A borough warden inviting people to join a group tour to China last month, which included a meeting with a Chinese National People’s Congress (NPC) Standing Committee member, could have been part of Beijing’s “united front” tactics to influence local officials in Taiwan, a Taipei City councilor said yesterday.
Democratic Progressive Party Taipei City Councilor Chen E-jun (陳怡君) wrote on Facebook that a city resident had alerted her to the trip, which she urged national security officials to be aware of.
Chen also posted a photograph of an itinerary for the six-day group tour to Jiangsu Province from Oct. 15 to Oct. 29.
Photo: Reuters
The itinerary showed a trip to Wuxi and Shanghai for NT$15,000 per person, which included the airfare, accommodation, meals, sightseeing and transportation.
Chen said the travelers were not recruited through open registration, but secretly invited directly by the borough warden, and that one of the tour stops was a pearl factory, where the group was accompanied by an NPC Standing Committee member for Wuxi.
“Facing the 2024 presidential election, the Chinese Communist Party is using every conceivable means, from cognitive warfare to its ‘grand external propaganda,’ and is now even using organizational warfare to infiltrate [Taiwan at the] grassroots level, to ‘reach into the island, the households and the minds’ [of Taiwanese] to influence Taiwan’s election,” she wrote.
She said the resident who alerted her to the trip had attended a similar group tour, invited by the same borough warden, to Shanghai earlier this year.
The resident told her they became suspicious about it.
“With the elections just around the corner, national security agencies and related departments must keep their guard up, as there will be a continuous swarm of disinformation, cognitive warfare and online infiltrations coming,” Chen wrote.
The Chinese Communist Party is using military aircraft to intimidate Taiwanese, while at the same time smiling and spending money on inviting them to visit China, she said, adding that everyone should be aware of Chinese interference in Taiwan’s elections.

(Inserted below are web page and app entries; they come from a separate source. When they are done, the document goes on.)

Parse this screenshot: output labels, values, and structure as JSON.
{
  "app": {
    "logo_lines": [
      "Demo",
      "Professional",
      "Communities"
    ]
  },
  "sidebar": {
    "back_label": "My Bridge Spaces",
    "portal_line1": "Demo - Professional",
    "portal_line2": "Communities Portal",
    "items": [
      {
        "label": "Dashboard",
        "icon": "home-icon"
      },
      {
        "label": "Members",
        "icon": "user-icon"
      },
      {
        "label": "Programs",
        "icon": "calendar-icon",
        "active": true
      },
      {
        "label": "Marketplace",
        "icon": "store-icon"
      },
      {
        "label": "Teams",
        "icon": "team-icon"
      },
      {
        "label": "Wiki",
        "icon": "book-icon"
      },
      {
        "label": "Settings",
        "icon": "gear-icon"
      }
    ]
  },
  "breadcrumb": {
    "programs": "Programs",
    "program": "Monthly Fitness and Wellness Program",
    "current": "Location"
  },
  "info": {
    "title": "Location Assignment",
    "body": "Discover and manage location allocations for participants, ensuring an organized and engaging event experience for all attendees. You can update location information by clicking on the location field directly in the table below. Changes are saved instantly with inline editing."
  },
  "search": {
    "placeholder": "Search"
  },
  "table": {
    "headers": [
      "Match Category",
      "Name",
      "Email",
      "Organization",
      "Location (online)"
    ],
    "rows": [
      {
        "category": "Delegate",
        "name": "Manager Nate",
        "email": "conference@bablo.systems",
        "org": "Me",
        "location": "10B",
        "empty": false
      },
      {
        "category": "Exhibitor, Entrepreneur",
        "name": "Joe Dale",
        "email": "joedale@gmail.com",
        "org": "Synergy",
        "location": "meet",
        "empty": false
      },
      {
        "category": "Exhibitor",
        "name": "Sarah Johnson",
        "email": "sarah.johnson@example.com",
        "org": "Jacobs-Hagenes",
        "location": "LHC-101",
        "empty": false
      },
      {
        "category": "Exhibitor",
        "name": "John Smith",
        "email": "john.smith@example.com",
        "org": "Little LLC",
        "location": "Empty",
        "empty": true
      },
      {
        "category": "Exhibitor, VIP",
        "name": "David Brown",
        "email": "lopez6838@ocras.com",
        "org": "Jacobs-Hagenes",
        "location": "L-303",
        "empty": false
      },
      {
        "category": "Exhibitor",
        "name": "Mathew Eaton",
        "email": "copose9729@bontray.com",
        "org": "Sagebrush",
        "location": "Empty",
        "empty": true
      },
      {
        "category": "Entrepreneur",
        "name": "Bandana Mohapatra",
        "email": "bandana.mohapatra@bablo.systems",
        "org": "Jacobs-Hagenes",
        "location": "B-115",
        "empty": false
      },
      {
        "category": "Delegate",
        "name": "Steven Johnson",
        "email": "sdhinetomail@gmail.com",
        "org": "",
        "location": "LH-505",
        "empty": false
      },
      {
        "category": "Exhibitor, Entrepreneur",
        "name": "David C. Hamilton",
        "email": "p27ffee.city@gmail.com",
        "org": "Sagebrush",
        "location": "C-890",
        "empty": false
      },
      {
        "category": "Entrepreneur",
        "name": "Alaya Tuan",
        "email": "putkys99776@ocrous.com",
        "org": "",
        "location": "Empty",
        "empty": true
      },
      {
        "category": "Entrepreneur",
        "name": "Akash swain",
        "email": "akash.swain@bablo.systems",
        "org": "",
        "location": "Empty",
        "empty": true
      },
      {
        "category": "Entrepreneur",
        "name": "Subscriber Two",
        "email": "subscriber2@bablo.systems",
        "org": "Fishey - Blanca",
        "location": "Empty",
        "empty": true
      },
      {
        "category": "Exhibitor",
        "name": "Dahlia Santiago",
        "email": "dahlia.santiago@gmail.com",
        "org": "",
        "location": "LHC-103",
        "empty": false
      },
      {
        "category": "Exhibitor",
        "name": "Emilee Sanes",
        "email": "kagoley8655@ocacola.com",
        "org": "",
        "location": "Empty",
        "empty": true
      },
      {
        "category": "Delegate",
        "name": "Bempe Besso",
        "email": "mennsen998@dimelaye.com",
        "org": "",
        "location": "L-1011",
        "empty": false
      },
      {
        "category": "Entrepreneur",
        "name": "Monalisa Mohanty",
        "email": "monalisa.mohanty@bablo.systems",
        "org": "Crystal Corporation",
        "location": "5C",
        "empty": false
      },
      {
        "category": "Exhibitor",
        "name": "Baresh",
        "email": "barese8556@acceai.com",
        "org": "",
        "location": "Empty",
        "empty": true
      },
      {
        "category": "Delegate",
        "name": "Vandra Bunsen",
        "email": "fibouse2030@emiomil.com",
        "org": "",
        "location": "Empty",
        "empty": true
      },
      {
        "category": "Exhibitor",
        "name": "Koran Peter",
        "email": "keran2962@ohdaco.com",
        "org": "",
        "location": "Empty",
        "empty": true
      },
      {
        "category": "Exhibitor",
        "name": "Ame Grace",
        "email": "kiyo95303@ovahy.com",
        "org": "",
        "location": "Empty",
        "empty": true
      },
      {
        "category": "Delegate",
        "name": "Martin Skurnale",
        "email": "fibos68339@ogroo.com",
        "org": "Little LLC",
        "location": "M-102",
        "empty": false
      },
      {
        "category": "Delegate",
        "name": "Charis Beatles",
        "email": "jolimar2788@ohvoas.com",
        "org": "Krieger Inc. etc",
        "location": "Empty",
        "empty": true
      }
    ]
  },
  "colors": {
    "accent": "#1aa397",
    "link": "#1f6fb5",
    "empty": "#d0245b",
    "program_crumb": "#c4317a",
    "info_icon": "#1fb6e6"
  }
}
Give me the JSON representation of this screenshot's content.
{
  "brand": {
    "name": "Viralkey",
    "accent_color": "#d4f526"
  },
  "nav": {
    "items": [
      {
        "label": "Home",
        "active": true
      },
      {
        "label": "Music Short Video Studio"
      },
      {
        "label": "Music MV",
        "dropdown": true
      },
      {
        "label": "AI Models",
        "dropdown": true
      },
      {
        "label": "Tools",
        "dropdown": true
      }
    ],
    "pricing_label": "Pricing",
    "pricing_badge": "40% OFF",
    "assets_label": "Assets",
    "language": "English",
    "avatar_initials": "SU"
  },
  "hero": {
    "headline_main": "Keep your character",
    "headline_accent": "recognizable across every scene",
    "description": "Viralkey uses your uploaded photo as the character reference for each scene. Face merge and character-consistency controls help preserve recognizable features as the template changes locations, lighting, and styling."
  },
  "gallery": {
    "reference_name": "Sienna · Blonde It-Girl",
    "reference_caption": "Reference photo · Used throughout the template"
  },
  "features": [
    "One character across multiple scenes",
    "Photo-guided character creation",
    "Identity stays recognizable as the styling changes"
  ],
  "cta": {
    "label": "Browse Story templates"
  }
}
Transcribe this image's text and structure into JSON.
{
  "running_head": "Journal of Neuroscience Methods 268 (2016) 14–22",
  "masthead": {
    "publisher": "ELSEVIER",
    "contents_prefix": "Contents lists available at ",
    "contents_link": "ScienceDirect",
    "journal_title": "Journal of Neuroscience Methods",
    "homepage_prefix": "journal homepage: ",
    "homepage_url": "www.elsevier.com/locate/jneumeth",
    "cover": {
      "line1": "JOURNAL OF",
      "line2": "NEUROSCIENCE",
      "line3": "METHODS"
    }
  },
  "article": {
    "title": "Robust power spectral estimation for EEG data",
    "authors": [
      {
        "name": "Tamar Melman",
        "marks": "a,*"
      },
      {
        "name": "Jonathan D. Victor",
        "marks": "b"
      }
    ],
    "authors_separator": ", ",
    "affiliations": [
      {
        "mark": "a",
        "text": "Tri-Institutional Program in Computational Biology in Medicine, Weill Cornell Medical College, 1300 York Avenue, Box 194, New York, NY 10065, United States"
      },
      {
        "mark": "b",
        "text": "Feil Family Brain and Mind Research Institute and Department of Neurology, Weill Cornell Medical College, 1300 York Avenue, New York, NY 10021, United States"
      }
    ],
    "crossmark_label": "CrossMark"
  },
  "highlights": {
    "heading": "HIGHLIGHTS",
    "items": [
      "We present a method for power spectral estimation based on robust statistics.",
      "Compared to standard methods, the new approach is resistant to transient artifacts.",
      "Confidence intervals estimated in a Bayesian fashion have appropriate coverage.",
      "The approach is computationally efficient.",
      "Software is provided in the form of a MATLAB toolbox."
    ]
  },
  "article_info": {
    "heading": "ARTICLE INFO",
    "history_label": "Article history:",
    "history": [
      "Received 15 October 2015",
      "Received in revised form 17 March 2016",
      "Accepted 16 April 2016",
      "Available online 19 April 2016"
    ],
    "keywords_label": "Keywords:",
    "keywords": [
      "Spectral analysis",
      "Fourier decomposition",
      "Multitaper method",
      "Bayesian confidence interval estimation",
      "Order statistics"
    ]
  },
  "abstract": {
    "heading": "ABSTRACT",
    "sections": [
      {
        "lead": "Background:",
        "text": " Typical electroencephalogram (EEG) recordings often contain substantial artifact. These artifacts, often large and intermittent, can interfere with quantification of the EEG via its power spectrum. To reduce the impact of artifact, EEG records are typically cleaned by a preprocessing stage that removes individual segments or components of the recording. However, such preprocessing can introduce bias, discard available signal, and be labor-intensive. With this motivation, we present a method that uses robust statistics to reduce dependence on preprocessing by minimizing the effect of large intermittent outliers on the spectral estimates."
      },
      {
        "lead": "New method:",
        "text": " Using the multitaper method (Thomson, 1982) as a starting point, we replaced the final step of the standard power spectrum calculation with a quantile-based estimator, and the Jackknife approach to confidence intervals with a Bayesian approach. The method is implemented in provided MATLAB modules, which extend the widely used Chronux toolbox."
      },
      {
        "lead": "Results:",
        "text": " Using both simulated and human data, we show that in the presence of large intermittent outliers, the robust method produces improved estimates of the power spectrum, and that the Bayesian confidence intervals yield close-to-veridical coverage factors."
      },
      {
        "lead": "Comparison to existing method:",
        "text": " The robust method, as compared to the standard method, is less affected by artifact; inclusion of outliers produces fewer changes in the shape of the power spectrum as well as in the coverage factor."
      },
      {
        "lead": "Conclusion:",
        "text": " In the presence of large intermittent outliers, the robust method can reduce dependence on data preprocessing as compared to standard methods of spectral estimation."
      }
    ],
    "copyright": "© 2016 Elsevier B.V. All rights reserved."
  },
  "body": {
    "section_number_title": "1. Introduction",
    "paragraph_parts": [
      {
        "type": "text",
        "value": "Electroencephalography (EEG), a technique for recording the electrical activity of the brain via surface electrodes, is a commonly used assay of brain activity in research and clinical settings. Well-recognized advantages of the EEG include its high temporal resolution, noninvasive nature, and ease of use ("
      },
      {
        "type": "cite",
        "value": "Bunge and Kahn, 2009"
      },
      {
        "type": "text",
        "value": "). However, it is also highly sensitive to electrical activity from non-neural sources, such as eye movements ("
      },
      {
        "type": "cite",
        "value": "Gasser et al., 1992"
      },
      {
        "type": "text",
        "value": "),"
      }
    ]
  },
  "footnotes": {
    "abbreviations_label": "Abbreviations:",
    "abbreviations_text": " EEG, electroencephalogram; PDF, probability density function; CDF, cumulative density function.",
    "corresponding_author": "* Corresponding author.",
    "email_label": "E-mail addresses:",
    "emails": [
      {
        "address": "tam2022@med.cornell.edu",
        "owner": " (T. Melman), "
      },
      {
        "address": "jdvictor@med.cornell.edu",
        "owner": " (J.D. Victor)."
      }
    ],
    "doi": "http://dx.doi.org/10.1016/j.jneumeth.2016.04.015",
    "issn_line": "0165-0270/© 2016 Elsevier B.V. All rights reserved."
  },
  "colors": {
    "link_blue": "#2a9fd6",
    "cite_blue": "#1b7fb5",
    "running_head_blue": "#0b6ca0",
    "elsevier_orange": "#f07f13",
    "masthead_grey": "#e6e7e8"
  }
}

She also urged national security agencies to investigate the case to see how borough wardens formed connections with NPC Standing Committee members.
The Taipei Department of Civil Affairs said the group tours are considered part of a borough warden’s private itinerary.
Nevertheless, people can file reports if they suspect the tour prices are unreasonable, it said, adding that it has asked district offices to remind borough wardens about the rules they should follow when visiting China.